Brain Age Helps Children Do Well in School

How tired is everyone of hearing how much video games are corrupting the youth of the world? Over the years as video games have become more and more popular, the industry has come under more frequent attacks from press and government officials.

Derek Robertson from Learning and Teaching(LTS) thought up a project to take thirty children aged nine to ten from a European school and see if Nintendo’s Brain Age game on the Nintendo DS could build on and enhance class room learning. These children were compared to other groups of children from other schools.

The second group of children to take part in this project were submitted to what is known as “Brain Gym.” This includes body activities designed to enhance learning and overall brain activity. The children would take part in these activities for three to four days a week over the span of ten weeks. The third and final group of children were treated as the control, not taking part in any activities.

Before this project, all of the children took a test, to be compared with another test to be taken after the project. While all of the groups saw improved scores from the first test, the Brain Age group saw the greatest jump, with averages increased ten points ranging from 76 and 86 out of 100.
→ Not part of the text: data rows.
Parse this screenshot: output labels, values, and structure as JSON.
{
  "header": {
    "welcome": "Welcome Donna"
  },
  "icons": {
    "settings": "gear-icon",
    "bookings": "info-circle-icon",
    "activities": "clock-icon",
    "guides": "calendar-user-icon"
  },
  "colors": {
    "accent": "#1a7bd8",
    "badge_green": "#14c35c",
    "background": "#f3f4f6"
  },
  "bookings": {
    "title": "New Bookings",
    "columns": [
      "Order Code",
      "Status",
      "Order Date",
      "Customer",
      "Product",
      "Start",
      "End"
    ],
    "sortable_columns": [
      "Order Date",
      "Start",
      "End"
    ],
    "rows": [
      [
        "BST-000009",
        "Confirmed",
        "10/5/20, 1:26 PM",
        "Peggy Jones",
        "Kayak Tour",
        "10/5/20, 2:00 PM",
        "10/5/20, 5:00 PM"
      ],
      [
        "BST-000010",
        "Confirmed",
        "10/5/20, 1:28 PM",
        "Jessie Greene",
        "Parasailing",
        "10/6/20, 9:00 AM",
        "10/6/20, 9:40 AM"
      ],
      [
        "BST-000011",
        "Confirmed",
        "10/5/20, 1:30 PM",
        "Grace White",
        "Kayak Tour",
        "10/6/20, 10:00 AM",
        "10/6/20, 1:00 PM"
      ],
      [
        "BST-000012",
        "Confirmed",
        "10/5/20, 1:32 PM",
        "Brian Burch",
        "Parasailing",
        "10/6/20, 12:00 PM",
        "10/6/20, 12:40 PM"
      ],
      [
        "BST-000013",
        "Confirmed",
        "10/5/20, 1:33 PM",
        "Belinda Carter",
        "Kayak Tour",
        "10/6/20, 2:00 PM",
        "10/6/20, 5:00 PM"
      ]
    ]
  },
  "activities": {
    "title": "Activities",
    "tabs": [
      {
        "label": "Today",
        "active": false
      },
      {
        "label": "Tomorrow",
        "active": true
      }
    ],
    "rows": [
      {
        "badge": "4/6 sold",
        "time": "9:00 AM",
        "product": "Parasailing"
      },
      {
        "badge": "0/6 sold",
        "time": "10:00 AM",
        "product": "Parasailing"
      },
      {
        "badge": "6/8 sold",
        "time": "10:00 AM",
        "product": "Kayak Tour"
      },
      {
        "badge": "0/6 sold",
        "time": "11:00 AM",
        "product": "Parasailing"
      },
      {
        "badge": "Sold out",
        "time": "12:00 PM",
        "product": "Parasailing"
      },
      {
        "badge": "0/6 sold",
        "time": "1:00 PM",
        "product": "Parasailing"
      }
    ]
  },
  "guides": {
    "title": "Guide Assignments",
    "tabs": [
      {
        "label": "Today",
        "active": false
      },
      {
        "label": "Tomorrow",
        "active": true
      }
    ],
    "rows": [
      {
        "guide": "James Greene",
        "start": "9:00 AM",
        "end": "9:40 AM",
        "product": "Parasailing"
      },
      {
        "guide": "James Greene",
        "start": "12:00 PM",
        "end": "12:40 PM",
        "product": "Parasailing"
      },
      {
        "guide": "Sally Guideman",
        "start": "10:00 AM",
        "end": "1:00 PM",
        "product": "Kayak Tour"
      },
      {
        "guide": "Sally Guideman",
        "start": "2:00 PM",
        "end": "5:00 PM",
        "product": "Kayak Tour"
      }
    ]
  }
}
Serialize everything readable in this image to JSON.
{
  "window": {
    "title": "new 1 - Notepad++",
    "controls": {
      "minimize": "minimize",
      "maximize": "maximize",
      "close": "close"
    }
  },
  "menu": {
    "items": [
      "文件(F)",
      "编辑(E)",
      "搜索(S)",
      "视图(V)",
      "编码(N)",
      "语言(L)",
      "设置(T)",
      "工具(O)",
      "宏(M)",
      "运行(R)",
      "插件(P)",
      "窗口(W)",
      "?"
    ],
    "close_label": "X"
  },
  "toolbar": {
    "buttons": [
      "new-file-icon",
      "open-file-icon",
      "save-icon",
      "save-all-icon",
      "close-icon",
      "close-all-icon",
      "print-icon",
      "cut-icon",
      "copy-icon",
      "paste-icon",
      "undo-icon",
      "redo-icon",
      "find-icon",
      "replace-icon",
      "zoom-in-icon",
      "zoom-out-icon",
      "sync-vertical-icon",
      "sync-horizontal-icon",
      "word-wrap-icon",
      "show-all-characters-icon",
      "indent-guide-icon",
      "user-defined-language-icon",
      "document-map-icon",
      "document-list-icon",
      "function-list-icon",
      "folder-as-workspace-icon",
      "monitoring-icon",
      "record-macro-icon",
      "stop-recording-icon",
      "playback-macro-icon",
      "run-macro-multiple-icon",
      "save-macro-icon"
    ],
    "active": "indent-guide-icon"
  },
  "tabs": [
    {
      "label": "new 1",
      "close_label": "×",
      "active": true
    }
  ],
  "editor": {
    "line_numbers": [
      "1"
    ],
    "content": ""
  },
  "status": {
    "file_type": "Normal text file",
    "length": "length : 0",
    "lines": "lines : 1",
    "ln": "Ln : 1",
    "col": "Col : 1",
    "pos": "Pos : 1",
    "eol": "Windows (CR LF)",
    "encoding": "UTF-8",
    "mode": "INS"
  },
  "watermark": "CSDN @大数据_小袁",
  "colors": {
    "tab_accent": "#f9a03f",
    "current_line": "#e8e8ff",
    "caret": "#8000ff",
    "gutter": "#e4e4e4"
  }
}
The average time for the Brain Age children to complete the test also dropped from 17 minutes all the way down to 13 minutes, while the other groups did not see any across the board improvements.

Creator Derek Robertson was amazed by the “dramatic enhancement” seen in the Bran Age group’s math skills over such a short period of time. “The results of this small-scale Dr Kawashima project have shown how a targeted and managed use of such a game can help to enhance pupil numeracy skills and classroom behavior,” said Derek.

The children were also seen to have a greater level of concentration and self-confidence while taking part in school activities.

It was also noted by a former teacher known as Mr. Robinson that the game had a “calming effect on the children” who took part in the project. He had never seen such great improvements across all activities. Mr. Robinson would also like have authorities grant the schools to use Brain Age as an educational resource for the children.

A Dundee city council spokesman went on record stating, “We are exploring the possibility of extending the scheme.”